Una anciana fue
asesinada en la Rinconada. Tenía gloriosos 90 años que la imposibilitaban para
cuidarse sola por lo que su familia contrataba personal para ello. Ahora se
juzga en la Audiencia Provincial cómo ocurrieron los hechos y quién mató a la
anciana a la que sofocaron con un trapo impregnado de amoníaco. No
fue la muerte agradable que desearíamos todos para nosotros mismos, porque
encontraron los pulmones y las vías aéreas con múltiples edemas.
Nuestras barbas están creciendo de una forma incontrolada, mientras
nuestros padres entran en la senilidad más agria. No sabemos cuándo nos las
pondrán a pelar, pero ya vemos la espuma de afeitar moldeándose en el tiempo
cuando viene borrasca y nos duelen las articulaciones.
Las residencias para ancianos son costosas y no dan los servicios que
necesitaremos los que en el futuro seremos- quizás- desposeídos de toda
humanidad razonable.
La actualidad es trágica, tanto como la soledad, el ostracismo y la
mayor edad que deparan los beneficios económicos, la sanidad pública y los
cuidados sociales. Pero estamos en bancarrota en empatía, respeto y educación.
Qué podremos esperar de estas generaciones que mueren en juegos de rol,
tan banales que enganchan las retinas y envalentonan para no estudiar sino
tumbarse a la bartola. Qué será de nosotros “paganinis” de por vida,
asaltadores de neveras nocturnas para evitar la frustración y el miedo, con
hijos en casa hasta más allá de los 40. Las residencias no
son bicoca que quitarte la inseguridad que genera que te metan un trapo
impregnado en amoníaco porque nadie vela por ti más que tus ahorros en la
libreta del banco. Seremos blanco fácil para los sacaperras, los desalmados y
los ingenieros del engaño, con sillón y pandereta. Como ella, aspirando
amoniaco hasta quebrase bronquios y pulmones. Con la boca y la nariz tapada,
llorando sin que a nadie le importara. La
ancianidad pesa, mientras las arrugas apestan porque hemos conformado un mundo
donde Gandalf es un viejo loco subido al caballo que solo da malos augurios.
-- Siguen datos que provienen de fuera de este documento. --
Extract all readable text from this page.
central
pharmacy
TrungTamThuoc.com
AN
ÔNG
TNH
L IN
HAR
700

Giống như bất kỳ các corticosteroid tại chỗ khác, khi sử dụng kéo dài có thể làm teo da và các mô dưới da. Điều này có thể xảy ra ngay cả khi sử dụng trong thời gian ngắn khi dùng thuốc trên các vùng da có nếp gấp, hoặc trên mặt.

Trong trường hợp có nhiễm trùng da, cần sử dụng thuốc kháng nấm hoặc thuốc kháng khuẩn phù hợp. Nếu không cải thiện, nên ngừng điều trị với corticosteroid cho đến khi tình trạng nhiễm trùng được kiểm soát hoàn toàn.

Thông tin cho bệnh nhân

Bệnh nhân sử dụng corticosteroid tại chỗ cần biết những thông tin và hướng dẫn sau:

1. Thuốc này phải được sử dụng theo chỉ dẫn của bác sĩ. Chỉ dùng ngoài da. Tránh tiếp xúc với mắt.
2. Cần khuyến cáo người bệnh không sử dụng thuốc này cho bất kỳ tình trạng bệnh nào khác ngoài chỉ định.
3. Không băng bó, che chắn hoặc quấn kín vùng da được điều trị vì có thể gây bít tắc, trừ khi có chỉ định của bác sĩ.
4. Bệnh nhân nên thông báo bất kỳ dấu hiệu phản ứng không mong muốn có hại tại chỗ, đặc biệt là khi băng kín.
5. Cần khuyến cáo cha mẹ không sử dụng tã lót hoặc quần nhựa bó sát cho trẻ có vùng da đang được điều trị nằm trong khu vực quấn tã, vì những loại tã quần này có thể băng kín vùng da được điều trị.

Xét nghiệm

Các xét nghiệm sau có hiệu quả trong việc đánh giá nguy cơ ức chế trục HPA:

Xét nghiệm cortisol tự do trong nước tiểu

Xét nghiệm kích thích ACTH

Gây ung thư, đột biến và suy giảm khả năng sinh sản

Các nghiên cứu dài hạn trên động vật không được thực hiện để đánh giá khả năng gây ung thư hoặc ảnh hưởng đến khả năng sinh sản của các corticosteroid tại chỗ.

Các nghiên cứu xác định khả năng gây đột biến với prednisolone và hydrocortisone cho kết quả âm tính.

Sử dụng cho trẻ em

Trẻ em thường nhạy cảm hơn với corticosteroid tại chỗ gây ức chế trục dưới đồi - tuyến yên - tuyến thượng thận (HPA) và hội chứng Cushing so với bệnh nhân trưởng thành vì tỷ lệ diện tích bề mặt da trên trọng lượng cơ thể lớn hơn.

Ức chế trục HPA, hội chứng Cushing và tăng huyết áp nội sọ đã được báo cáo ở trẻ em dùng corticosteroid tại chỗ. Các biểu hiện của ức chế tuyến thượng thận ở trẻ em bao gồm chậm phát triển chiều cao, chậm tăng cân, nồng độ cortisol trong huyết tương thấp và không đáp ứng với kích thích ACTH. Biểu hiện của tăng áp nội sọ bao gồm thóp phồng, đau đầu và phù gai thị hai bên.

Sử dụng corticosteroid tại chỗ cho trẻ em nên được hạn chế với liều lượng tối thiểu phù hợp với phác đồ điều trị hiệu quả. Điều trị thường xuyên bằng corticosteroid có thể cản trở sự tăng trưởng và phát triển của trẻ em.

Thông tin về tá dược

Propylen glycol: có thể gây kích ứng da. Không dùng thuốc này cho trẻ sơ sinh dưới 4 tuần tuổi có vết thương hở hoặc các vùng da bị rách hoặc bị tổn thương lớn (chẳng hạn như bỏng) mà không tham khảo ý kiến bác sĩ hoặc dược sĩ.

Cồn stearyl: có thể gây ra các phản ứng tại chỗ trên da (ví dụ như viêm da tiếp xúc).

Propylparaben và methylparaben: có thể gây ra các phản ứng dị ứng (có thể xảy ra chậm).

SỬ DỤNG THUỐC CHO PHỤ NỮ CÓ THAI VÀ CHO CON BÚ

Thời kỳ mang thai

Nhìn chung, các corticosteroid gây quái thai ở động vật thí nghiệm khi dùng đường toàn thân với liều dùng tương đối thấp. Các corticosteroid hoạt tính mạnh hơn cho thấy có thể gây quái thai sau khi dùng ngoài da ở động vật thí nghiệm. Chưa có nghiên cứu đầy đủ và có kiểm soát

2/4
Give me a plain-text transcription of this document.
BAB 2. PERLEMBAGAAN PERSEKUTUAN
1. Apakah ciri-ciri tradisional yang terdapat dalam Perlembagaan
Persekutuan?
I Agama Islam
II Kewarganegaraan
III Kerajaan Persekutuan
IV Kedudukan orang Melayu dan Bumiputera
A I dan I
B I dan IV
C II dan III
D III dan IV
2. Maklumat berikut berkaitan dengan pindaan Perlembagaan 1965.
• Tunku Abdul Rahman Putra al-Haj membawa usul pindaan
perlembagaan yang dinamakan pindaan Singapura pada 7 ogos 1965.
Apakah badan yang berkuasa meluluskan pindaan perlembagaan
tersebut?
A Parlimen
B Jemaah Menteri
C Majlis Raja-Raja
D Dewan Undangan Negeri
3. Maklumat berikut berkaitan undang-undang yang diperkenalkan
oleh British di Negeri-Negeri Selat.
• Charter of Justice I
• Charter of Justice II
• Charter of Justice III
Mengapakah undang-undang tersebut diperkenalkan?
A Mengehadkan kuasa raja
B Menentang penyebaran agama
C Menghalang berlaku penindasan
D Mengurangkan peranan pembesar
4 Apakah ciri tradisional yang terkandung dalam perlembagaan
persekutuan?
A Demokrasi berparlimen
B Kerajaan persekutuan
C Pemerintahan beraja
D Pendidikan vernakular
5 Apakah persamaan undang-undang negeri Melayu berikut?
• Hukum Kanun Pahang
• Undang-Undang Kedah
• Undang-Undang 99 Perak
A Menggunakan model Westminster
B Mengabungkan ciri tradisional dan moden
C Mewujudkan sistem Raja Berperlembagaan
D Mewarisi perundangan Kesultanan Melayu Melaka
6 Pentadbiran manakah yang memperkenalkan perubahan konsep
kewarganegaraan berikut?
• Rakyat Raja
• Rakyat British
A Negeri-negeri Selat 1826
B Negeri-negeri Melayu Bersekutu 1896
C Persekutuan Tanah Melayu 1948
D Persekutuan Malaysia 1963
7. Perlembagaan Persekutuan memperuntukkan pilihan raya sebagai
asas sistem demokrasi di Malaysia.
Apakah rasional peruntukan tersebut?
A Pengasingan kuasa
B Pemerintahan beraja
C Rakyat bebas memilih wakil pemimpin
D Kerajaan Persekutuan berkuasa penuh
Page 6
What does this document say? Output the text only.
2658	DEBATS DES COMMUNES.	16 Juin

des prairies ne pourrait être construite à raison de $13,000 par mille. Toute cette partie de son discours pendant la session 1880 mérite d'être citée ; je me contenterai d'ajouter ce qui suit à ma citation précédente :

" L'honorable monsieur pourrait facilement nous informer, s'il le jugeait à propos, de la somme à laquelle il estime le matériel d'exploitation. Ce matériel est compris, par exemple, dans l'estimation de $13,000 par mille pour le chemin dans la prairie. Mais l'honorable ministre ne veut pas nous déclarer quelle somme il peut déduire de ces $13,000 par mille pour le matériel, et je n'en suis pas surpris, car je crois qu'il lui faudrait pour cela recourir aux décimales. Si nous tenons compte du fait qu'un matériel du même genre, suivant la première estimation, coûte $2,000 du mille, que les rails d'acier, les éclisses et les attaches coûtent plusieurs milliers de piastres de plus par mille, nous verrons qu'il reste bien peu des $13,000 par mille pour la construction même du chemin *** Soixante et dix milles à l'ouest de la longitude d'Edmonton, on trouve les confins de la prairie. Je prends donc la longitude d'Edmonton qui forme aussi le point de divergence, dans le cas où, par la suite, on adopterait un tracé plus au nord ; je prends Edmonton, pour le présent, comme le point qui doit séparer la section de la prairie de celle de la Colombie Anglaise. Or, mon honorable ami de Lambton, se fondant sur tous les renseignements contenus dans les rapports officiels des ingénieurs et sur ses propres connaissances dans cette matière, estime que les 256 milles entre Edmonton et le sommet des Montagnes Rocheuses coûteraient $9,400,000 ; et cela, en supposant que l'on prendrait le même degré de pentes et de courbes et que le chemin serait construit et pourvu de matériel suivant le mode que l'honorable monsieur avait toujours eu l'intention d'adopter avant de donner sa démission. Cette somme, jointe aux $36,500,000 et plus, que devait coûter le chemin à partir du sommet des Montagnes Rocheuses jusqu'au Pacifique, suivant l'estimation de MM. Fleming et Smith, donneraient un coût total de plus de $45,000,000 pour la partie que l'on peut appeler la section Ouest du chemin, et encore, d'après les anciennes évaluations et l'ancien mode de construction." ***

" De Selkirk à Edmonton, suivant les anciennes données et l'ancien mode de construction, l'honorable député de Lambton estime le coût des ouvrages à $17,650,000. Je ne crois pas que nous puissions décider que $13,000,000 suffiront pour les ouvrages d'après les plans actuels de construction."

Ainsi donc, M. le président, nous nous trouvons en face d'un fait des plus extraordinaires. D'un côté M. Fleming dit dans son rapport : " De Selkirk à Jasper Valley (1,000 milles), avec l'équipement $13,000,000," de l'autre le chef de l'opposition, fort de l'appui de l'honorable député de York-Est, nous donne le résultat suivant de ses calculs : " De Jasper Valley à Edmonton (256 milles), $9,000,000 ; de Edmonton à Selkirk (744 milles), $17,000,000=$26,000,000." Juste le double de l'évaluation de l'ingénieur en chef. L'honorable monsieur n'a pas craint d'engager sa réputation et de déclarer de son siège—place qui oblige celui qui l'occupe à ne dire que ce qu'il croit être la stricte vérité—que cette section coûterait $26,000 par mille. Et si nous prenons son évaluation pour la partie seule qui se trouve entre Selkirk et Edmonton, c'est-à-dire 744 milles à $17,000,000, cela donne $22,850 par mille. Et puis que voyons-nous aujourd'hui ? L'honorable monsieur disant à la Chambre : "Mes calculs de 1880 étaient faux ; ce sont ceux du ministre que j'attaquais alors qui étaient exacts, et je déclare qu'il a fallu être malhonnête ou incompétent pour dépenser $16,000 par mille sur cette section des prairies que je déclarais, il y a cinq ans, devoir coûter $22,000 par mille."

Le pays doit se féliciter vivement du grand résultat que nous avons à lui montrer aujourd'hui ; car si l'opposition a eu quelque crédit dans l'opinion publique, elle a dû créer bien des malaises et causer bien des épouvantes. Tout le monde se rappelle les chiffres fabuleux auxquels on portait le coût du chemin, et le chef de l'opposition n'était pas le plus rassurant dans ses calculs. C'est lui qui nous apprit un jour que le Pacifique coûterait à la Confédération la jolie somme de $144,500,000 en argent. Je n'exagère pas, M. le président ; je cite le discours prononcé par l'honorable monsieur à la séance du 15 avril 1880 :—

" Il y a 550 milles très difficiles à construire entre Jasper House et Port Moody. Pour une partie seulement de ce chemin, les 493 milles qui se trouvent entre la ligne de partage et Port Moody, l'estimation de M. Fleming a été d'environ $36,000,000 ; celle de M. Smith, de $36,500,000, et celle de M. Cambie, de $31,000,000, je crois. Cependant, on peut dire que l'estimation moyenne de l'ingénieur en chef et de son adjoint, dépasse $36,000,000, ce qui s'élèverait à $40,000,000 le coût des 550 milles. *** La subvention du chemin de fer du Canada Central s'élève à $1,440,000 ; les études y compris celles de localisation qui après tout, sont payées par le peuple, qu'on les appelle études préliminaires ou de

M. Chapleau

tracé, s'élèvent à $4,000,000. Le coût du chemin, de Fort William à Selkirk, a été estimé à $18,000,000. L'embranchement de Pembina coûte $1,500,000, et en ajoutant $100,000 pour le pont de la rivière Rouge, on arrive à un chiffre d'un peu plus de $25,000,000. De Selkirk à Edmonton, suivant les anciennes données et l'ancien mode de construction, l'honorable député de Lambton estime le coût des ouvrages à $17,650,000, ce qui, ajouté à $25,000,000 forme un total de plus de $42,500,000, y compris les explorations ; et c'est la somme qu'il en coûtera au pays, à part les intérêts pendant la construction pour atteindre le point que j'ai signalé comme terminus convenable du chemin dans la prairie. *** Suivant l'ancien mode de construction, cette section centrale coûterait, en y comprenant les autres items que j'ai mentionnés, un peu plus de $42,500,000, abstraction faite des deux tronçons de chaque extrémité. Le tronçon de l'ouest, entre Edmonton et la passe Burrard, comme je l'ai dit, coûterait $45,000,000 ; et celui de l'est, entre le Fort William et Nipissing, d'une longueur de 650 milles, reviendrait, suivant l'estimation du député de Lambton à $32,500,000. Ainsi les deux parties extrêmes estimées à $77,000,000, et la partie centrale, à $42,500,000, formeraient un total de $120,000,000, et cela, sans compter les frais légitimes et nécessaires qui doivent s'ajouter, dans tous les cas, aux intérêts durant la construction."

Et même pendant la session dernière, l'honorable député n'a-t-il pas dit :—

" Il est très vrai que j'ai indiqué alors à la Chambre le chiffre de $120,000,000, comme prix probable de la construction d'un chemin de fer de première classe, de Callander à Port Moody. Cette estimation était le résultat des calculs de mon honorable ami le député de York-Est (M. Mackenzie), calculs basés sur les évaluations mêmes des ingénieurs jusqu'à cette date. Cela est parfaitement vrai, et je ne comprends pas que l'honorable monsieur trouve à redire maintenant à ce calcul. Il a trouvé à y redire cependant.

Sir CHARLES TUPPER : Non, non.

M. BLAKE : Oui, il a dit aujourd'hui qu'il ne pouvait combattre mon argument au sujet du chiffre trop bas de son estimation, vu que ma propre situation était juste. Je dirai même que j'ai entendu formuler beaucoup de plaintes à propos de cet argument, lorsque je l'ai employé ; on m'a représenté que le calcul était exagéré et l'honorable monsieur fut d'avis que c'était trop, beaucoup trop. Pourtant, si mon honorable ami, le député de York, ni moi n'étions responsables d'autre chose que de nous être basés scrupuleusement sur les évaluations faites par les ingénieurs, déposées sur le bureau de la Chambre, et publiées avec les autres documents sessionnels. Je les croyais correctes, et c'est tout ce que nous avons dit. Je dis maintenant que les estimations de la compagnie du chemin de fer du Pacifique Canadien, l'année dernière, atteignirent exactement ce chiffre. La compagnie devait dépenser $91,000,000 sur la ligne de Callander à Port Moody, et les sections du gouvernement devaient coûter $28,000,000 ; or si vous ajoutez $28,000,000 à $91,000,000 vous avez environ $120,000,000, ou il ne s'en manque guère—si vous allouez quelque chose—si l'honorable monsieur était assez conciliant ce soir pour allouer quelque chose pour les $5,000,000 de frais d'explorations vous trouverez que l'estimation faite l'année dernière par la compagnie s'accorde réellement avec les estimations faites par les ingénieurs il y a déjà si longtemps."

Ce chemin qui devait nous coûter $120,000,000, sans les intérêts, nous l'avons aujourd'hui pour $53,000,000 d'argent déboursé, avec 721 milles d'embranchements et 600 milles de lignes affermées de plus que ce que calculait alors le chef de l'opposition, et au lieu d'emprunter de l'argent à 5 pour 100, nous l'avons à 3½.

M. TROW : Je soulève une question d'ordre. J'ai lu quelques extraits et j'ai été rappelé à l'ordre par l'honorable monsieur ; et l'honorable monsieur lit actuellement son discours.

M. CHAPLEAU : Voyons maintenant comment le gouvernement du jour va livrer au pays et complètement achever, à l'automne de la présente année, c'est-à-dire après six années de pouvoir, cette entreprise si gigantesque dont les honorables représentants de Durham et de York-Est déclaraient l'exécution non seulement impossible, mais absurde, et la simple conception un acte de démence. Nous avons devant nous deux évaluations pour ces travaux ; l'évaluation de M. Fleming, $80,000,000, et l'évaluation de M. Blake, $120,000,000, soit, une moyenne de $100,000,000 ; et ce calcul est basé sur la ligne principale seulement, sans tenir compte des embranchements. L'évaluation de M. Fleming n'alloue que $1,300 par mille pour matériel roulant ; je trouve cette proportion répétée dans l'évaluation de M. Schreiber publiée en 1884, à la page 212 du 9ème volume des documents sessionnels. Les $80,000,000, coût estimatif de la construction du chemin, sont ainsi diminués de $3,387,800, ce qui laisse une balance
Las operaciones cuestan un riñón y a veces la vida, porque queremos ser
eternamente jóvenes como preludio a un paraíso en la Tierra.
La bondad, la generosidad, el respeto o el saber valen tan poco que se
deterioran en el armario donde antes se apolillaban las medallas y los libros
de catecismo.
Hemos pasado de admirar tanto a los mayores -que los engrandecíamos por
encima de la novedad, el progreso y las ideas renovadoras- a abandonarlos como
lastres que no soportan nuestra vida actual, llena de horarios imposibles para
los más pequeños y con obligaciones que nos hacen perdernos en un laberinto que
no nos conduce más que al sillón de una residencia, cuando ya no engrasemos la máquina infinita
que es el consumismo integral.
Son los ancianos actuales el refugio de los trabajadores- de mediana
edad- con responsabilidades familiares por lo mucho que contribuyen, ya no solo
a la economía de los suyos sino al cuerpo de casa que consiste en proveer a los
más pequeños de las socorridas clases de extraescolares que los sitúan en la
cúspide social del futuro. O al menos eso
creemos, porque todo se basa en creencias. Cuando inviertes en un plan de
pensiones, lo haces creyendo que vas a sobrevivir a la hecatombe de las
múltiples C que hay hoy día. Que estarás en tus cabales y que serás capaz de
pensar con suficiente claridad como para que no tengas que necesitar asistencia
domiciliaria -pagada- que te meta un trapo mojado en amoníaco en la boca para
robarte la miseria que te queda, después de haberte pasado media vida
ahorrando, aguantando gente y peleando, por llegar a esos glorioso 90 que
pensaste que serían la hostia de buenos.